What is a code execution API in the context of AI development?

A code execution API provides programmatic access to compute infrastructure for running code. In AI development, these APIs enable products to execute AI-generated code, run model inference, process data, and perform compute-intensive tasks without managing servers directly. Modal's serverless platform handles containerization, scaling, and resource management automatically.

How do sandboxed execution environments benefit AI products?
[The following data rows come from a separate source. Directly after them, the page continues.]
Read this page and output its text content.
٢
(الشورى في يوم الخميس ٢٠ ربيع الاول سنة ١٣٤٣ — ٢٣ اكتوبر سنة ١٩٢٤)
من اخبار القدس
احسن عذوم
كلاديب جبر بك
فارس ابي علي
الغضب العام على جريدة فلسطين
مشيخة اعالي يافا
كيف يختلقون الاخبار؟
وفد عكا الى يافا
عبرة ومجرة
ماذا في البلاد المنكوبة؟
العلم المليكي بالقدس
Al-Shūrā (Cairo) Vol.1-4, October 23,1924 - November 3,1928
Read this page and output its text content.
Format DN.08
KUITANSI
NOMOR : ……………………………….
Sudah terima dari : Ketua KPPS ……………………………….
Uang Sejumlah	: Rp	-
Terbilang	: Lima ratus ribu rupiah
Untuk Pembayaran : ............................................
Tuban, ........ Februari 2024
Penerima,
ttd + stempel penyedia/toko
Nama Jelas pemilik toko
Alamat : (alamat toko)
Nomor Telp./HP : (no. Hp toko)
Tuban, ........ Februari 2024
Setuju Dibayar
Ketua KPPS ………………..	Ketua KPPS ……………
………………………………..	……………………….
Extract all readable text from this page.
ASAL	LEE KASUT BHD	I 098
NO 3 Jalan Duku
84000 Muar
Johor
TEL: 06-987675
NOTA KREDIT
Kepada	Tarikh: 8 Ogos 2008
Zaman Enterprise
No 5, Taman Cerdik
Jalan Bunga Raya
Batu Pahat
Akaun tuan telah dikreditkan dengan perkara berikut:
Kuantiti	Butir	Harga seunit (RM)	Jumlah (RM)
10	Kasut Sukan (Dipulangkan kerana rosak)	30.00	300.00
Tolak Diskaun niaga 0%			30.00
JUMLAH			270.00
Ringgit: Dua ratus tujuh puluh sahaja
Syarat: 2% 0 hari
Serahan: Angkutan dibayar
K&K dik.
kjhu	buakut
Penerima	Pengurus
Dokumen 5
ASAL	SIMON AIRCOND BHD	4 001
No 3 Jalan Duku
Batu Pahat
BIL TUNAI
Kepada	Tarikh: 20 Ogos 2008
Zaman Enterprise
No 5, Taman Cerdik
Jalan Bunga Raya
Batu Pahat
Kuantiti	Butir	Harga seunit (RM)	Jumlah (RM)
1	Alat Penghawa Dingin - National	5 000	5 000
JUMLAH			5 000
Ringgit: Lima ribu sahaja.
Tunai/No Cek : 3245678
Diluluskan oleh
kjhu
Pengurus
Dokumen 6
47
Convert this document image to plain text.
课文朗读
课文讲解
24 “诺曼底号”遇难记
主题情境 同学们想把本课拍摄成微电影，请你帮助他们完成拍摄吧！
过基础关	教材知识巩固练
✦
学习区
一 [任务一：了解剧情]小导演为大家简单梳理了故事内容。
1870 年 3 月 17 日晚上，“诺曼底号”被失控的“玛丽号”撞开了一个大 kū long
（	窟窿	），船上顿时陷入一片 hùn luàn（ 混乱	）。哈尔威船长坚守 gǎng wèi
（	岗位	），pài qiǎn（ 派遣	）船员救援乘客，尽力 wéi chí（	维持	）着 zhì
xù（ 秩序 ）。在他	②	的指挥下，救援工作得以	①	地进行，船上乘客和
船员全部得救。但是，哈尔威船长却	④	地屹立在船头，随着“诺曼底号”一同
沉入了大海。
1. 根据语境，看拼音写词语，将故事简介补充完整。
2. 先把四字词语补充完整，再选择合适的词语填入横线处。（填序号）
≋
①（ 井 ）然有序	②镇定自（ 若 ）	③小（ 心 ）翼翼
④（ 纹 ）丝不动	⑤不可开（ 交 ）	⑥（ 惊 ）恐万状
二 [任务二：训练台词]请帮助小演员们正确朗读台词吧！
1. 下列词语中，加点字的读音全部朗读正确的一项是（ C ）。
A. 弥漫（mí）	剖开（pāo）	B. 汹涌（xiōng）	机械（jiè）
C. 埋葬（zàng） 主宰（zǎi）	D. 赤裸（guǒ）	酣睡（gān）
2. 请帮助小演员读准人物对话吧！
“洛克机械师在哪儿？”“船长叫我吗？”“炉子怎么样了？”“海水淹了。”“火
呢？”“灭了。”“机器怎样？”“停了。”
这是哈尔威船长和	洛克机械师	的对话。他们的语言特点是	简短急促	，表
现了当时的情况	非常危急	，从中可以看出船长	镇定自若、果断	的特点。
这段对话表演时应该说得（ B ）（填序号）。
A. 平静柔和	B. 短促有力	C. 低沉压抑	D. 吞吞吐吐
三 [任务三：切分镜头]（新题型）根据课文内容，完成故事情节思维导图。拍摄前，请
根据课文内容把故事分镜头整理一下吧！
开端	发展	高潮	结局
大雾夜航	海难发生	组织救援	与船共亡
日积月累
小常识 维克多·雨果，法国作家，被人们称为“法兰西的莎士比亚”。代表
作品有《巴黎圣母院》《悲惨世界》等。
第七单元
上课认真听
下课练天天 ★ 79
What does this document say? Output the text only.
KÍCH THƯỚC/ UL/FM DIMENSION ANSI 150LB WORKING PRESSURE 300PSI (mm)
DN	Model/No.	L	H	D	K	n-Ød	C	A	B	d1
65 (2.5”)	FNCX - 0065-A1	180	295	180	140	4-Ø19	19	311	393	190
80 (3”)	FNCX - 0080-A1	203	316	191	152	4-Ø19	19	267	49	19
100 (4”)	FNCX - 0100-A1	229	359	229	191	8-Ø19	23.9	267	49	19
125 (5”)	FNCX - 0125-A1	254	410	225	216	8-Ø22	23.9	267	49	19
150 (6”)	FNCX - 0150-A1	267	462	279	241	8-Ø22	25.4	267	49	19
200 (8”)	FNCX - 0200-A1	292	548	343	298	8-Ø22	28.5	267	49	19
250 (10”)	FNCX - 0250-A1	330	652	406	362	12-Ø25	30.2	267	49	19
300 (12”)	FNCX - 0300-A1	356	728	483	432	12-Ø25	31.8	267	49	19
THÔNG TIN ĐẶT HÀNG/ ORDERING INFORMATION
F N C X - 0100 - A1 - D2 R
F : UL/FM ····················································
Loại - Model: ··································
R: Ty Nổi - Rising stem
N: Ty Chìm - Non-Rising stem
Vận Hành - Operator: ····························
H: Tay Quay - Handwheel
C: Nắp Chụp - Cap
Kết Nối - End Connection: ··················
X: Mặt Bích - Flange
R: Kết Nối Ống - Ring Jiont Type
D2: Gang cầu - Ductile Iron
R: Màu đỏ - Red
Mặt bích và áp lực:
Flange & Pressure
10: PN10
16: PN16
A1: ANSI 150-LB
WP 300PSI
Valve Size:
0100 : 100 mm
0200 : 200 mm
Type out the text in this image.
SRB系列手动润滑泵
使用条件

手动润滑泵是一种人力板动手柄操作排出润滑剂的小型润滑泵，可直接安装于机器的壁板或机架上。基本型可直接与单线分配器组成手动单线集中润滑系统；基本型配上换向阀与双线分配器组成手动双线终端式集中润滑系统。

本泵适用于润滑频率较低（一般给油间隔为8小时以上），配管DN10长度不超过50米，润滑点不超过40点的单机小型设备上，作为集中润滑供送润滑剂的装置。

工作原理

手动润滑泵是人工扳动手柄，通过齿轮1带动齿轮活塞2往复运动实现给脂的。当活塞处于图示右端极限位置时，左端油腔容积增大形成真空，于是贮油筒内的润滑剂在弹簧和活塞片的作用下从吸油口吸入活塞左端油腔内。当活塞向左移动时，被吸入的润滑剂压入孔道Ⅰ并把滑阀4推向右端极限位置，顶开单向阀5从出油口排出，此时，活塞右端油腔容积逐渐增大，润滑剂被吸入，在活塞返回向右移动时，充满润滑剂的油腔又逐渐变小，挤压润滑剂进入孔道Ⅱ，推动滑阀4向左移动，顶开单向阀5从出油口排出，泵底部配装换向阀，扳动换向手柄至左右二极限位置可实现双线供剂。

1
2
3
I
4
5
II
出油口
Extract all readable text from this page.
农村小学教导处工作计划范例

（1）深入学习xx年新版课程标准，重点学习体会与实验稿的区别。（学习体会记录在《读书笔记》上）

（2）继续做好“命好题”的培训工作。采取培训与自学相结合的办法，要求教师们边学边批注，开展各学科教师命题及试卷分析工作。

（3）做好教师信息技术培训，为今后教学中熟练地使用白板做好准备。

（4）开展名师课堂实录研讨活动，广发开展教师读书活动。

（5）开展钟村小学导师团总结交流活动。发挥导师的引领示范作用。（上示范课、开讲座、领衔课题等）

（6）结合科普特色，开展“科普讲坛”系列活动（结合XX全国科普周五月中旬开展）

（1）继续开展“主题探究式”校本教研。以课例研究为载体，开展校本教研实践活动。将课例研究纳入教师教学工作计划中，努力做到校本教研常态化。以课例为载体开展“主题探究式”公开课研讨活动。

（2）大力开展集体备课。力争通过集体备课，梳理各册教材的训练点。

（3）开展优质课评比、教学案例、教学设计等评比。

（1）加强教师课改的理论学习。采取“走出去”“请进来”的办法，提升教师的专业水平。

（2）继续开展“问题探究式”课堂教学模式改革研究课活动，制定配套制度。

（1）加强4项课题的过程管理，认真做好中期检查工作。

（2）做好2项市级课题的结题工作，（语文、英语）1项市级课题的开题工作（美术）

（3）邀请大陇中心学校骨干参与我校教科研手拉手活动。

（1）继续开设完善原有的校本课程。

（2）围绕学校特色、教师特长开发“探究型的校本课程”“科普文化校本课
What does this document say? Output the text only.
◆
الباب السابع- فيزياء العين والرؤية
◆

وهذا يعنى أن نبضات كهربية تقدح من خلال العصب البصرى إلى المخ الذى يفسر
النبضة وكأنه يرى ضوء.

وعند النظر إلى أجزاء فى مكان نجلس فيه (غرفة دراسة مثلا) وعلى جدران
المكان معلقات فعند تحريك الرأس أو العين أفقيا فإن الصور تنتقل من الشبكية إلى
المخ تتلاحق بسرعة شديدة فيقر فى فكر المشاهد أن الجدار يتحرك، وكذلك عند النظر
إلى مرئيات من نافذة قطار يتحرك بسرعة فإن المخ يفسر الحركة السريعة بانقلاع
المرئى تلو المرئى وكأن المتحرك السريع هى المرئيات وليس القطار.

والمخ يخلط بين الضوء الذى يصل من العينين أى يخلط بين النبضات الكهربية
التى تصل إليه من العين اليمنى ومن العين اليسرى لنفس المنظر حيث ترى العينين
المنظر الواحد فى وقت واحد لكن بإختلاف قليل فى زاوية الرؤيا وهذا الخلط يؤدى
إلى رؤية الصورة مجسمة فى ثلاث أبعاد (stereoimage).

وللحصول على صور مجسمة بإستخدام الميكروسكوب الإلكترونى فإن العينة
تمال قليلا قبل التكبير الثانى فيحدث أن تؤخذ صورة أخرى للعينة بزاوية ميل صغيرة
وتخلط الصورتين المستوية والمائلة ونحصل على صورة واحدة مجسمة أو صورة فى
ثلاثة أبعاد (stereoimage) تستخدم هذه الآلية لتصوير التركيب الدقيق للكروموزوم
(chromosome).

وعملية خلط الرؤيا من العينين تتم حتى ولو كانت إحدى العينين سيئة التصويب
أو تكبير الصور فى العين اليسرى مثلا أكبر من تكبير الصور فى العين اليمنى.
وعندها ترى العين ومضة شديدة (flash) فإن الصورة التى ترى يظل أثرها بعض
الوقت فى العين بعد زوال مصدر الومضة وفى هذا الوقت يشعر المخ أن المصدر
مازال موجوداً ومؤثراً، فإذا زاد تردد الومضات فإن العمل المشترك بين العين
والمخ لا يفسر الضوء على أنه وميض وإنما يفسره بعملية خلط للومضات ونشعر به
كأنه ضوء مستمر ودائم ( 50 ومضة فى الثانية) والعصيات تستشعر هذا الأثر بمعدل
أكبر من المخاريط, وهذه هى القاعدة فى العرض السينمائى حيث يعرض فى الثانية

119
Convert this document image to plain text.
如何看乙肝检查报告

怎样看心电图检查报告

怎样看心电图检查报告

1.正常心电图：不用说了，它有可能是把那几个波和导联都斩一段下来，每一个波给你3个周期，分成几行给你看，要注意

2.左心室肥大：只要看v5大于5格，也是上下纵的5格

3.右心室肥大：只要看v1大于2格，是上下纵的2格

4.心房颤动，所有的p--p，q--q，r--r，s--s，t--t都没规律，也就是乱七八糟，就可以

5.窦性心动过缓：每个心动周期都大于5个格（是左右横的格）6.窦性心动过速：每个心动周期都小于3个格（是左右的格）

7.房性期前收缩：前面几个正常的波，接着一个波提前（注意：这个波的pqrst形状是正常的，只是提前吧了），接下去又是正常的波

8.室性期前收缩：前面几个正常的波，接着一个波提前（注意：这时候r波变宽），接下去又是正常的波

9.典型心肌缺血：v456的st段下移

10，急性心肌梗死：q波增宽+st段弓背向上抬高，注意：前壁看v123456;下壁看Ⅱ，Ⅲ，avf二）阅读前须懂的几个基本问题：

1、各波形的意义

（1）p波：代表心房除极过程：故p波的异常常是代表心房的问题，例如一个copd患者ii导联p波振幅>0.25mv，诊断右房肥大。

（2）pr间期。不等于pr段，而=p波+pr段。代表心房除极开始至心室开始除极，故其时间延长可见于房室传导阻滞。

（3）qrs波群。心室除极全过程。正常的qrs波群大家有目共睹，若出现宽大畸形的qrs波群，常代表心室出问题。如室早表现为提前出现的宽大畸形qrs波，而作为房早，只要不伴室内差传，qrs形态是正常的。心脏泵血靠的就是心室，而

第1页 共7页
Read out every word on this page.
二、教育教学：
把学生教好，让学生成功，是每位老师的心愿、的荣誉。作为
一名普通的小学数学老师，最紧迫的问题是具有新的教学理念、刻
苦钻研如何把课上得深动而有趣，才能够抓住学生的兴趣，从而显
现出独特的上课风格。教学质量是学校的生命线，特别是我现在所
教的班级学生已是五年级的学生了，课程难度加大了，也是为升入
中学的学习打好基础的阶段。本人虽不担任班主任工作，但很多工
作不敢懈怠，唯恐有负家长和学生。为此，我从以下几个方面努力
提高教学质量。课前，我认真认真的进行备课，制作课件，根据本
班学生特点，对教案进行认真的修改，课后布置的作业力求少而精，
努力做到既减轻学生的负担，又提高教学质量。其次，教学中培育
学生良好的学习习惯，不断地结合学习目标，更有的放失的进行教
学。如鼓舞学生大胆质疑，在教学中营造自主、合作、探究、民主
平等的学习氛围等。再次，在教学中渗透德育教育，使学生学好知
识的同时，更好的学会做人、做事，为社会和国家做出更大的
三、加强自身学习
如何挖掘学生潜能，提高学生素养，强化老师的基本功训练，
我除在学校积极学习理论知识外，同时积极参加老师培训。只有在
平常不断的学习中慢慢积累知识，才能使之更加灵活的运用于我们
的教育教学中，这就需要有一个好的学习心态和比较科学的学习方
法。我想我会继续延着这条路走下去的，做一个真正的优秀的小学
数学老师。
Sandboxed execution isolates code in secure environments where it cannot access host systems, other workloads, or sensitive data. For AI products that generate and run code autonomously (like coding assistants or AI agents), sandboxing prevents malicious or buggy code from causing damage. Modal's secure sandboxes provide gVisor-based isolation with full observability for monitoring execution behavior.

Can code execution APIs handle large-scale AI model training?

Yes, platforms with GPU support can handle model training workloads. Modal supports multi-node clusters (currently in beta) for training jobs, with access to H100, B200, and other high-performance GPUs. The platform's autoscaling capabilities allow teams to scale training jobs dynamically based on requirements without pre-provisioning infrastructure.

What are essential security features to look for in an AI code execution API?

Key security features include compute isolation (gVisor, Firecracker microVMs), network controls, encryption in transit and at rest, and compliance certifications. Modal provides gVisor-based sandboxing, TLS 1.3 for APIs, SOC 2 Type II certification, and support for HIPAA-compliant workloads on Enterprise plans via a BAA.

How does serverless computing impact the cost and scalability of AI development?

Serverless platforms eliminate idle capacity costs by scaling to zero when not in use and scaling up instantly when demand increases. Modal's scale-to-zero architecture means teams pay for compute they use or request, with no idle-resource charges, which can be more cost-effective than fixed infrastructure for AI products with variable or unpredictable workload patterns.

What role do AI coding agents play with code execution APIs?

AI coding agents use code execution APIs to run the code they generate, test implementations, and iterate on solutions. The execution API provides the secure, scalable infrastructure that agents need to operate autonomously. Modal's distributed primitives including Queues and Dicts enable coordination of complex multi-step agent workflows.